The annual report mentions the pending sale to Bright Star Investments, a vehicle of retail major D-Mart’s billionaire owner Radhakishan Damani. The planned acquisition has been affected by a land dispute, show documents reviewed by Business Standard, raising questions on its ability to repay over Rs10 billion of loans.

An arbitrator, who was looking into the land dispute, ruled against easing conditions to enable a sale last month. The lawyer arguing for leniency citing the sale had said due to the onerous condition contained in the orders, it had become impossible for Adlabs to sell the land and the hotel thereon to a third party unless the third party was given a clear marketable title. “In other words, third parties are unwilling to purchase the said properties subject to the outcome of the arbitration proceedings,” noted the August order, reviewed by Business Standard. 

But the order noted that it cannot allow a request for sale of the property without attendant issues being decided. The court said that fears of a default couldn’t be used to obtain a favourable ruling. “How it can take advantage of its own default, to contend that if the properties are not allowed to be sold free from all encumbrances, then their bank account will become NPA and that, it should be treated as due hardship to exercise judicial discretion in their favour.  This ground can hardly be a ground warranting modification of the orders,” said the order. 

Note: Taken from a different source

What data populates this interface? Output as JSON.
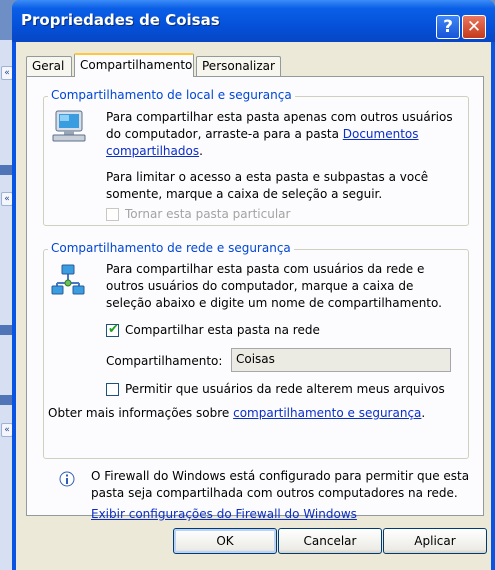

An Adlabs spokesperson said the sale was still on. “The order does not preclude the company from proceeding with the hotel sale to the buyer. The hotel sale transaction is still valid and we are in conversation with the buyer to arrive at a suitable structure,” said the person. 

The spokesperson said the sale of the hotel and surplus land is part of a debt resolution plan which is under consideration with the lenders. A lenders’ meeting was recently conducted to initiate the plan, according to the company. The company has been facing issues related to repayment of loans. The June quarter results mention a delay of more than 90 days in the payment of dues to banks and financial institutions. 

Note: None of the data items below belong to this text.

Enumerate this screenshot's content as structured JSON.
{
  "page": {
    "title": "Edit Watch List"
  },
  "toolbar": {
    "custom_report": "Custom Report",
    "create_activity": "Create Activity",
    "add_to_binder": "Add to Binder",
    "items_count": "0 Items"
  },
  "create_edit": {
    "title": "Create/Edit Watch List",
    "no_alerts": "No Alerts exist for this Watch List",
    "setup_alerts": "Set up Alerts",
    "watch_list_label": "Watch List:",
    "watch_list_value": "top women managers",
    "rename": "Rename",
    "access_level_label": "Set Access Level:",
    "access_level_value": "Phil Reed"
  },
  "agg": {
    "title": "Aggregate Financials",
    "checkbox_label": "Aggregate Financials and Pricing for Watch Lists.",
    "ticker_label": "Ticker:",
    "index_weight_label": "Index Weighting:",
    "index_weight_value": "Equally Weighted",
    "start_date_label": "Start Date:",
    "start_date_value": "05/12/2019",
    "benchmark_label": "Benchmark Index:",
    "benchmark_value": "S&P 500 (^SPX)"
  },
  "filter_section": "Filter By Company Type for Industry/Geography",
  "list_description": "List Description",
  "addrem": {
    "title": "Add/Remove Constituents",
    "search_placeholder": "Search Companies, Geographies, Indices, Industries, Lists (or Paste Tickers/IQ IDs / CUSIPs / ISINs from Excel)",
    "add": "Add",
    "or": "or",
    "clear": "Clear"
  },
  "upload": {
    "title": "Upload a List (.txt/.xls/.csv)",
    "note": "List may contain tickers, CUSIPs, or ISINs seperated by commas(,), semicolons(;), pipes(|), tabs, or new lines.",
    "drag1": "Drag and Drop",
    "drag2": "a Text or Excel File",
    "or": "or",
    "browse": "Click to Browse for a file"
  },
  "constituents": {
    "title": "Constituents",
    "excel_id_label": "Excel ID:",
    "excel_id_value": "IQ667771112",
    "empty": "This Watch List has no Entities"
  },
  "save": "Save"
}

The results also mentioned that the company was in the process of selling their hotel-Novotel Imagica.  However, it is pending approvals from lenders, according to the note. 

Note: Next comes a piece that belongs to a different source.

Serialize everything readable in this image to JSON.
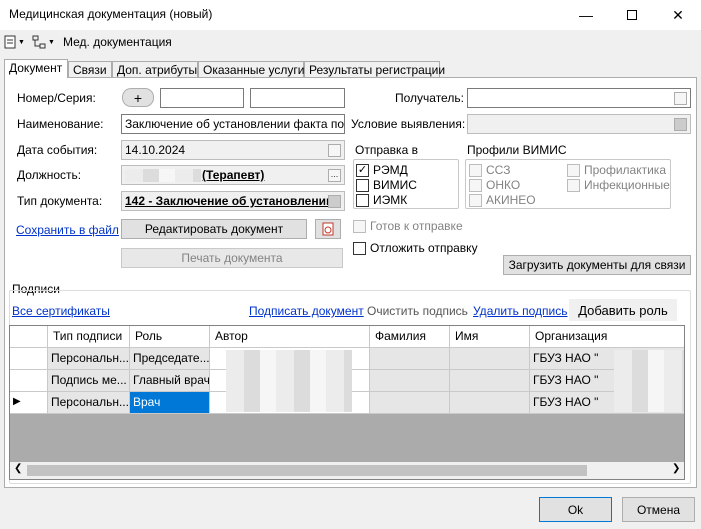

The June quarter results also mention that sale of surplus land is still under process pending approval from lenders. “This comprehensive debt resolution plan has been presented to the lenders of the company with a view to align its debt obligations with the operational cash flows and arrive at a long-term sustainable solution,” said the Adlabs spokesperson. The firm had raised loans through a consortium led by Union Bank of India. The outstanding secured loan as of March 31 was Rs10.55 billion, according to its annual report. Emails sent to Damani firms Bright Star and D-Mart and queries sent to Union Bank of India did not elicit response.